Lui, sorvegliato speciale per un anno proprio a causa delle sue battaglie sociali, qualche giorno fa è stato arrestato a Palermo (proprio nell’occasione in cui avrebbe dovuto avere il permesso per andare a Milano) e poi rilasciato con obbligo di firma, dopo essere stato rinviato a giudizio. Ma Aloui è comunque presente in teatro perché una parte fondamentale della messinscena è data dalle voci registrate in conversazioni private fra i due attori (ecco il perché del titolo), anche se sul palcoscenico è stato sostituito coraggiosamente da Alex Cendron.
Non è questa la sede per poter criticare o meno certe decisioni, deciderà il magistrato. Qui bisogna dire che il tema scelto da La Ruina è una ferita aperta in tutta la nostra comunità e che non è certo ignorandolo che può essere risolto. Il testo fa emergere tutti i luoghi comuni in cui, partendo dalla differenza di religione - una sorta di marchio che annulla la singolarità di ogni persona - si determina un’incomprensione che si autoalimenta. Il punto è chiaro subito. Basta citare un dialogo iniziale tra i due personaggi, Mario e Saleh, costretti a convivere in una tenda dopo un terremoto. «M. Oh, ma voi ci provate sempre. S. Voi chi? M. Voi, voi musulmani. S. Vuoi dire che io sono musulmano come tu sei italiano? M. Perché, non è così? S. Pensavo che l’Islam fosse una religione, non una cittadinanza». E più avanti Saleh aggiunge: «Ancora voi?
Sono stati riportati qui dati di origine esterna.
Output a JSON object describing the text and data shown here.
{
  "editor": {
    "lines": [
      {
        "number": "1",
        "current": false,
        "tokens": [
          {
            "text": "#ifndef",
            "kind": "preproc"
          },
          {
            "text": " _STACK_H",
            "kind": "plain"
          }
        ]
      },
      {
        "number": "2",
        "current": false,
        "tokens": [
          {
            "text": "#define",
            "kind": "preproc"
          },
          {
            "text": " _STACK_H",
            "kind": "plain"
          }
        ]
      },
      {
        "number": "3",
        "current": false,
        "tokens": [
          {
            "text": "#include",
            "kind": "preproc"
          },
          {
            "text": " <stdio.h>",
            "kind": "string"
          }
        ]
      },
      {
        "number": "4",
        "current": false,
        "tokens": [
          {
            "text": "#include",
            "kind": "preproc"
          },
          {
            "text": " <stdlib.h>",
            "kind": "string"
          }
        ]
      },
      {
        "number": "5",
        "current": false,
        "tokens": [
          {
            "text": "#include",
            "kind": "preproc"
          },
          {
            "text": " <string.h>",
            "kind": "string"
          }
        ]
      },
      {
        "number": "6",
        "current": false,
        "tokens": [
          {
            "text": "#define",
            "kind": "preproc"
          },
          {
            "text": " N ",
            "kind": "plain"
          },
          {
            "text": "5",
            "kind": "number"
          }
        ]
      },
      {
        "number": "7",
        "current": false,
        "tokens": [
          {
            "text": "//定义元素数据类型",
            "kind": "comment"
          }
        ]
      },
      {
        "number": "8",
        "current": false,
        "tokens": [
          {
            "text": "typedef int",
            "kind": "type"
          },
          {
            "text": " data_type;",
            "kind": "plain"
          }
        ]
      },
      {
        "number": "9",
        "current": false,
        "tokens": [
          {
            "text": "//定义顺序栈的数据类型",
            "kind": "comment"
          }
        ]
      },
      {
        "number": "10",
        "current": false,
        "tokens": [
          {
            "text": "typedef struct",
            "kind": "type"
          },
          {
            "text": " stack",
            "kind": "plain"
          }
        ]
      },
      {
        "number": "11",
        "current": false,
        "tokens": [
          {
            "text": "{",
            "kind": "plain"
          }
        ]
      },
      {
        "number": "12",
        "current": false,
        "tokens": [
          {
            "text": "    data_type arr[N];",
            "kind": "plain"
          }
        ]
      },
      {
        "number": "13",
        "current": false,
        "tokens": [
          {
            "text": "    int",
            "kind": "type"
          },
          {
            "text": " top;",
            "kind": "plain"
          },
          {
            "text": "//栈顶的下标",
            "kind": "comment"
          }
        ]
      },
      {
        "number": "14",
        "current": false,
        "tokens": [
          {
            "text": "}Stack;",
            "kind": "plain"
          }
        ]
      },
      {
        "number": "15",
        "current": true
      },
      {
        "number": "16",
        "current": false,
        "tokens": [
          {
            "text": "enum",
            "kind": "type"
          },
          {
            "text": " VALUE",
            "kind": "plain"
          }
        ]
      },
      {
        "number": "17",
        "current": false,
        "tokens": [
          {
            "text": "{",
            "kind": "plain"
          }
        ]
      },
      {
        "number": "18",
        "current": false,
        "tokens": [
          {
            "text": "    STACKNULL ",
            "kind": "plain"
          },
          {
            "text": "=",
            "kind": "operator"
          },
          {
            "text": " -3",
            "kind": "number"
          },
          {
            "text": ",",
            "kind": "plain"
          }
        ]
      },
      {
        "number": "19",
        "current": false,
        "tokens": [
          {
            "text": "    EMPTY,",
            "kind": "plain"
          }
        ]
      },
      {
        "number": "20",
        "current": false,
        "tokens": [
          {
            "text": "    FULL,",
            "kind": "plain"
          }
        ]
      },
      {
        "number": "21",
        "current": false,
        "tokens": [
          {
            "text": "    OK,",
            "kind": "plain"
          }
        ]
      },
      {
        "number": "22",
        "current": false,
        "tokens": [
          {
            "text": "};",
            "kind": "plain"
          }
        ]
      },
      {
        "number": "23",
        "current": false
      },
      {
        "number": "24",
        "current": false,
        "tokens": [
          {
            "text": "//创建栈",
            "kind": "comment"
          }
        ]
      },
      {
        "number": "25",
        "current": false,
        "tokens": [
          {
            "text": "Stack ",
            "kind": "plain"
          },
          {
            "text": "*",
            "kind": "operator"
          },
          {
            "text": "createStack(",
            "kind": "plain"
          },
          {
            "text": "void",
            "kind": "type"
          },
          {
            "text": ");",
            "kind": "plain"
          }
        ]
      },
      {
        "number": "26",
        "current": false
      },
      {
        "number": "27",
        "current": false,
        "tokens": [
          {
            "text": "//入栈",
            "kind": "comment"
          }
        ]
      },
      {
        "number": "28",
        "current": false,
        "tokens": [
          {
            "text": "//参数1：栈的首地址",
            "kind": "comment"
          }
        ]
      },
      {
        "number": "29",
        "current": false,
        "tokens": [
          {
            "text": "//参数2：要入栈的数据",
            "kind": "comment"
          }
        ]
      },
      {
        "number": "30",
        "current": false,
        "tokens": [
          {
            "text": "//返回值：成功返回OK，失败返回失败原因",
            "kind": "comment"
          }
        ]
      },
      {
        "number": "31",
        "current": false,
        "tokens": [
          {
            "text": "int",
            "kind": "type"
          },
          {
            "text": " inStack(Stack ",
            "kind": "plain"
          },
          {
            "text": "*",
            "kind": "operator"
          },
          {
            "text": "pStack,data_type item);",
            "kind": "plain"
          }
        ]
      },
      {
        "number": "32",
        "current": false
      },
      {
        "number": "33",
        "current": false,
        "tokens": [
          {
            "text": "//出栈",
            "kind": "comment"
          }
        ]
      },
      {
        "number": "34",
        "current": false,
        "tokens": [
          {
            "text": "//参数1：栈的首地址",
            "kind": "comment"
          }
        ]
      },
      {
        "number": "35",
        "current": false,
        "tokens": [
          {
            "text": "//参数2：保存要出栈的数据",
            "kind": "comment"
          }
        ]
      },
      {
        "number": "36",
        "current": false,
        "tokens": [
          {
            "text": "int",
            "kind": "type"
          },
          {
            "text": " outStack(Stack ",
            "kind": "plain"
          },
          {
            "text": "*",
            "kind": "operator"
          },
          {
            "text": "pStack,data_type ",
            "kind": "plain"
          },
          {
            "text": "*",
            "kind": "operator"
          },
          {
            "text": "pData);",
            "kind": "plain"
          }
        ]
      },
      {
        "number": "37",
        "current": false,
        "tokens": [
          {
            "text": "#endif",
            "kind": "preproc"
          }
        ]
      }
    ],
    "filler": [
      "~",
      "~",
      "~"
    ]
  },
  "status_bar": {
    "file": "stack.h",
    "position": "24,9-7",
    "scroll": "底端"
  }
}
Ma uno deve portare per forza il peso di un miliardo e seicento milioni di persone sulle spalle?».
Una separazione netta che è nata in quel tragicamente famoso 11 settembre, in cui «il mondo si è diviso tra noi e voi». La Ruina (sempre bravo come attore, con una gestualità performante anche quando è controllata, che lo rende unico) non si ferma certo a cose che sappiamo tutti, ma, inserendo le registrazioni di Chadli ci porta in presa diretta dall’altra parte del voi, in quel voi che noi occidentali siamo per gli altri. Così in scena trovano posto le ragioni e la rabbia, le presunzioni e le reazioni di ambedue le parti. Non solo, ma la sostituzione improvvisa di Chadli, fatta volutamente con un attore biondo e con gli occhi azzurri, determina, nelle intenzioni di La Ruina, una sorta di spaesamento che aiuti a capire come e perché l’attore arabo contesta il suo personaggio, ritenuto troppo propenso a giustificarsi, in sostanza diverso da lui, orgogliosamente arabo.
Alla fine, la caduta della tenda prima del buio (scene e costumi di Mela Dell’Erba), è un invito a una ricostruzione dei rapporti umani e sociali, così come si fa con le case dopo un terremoto.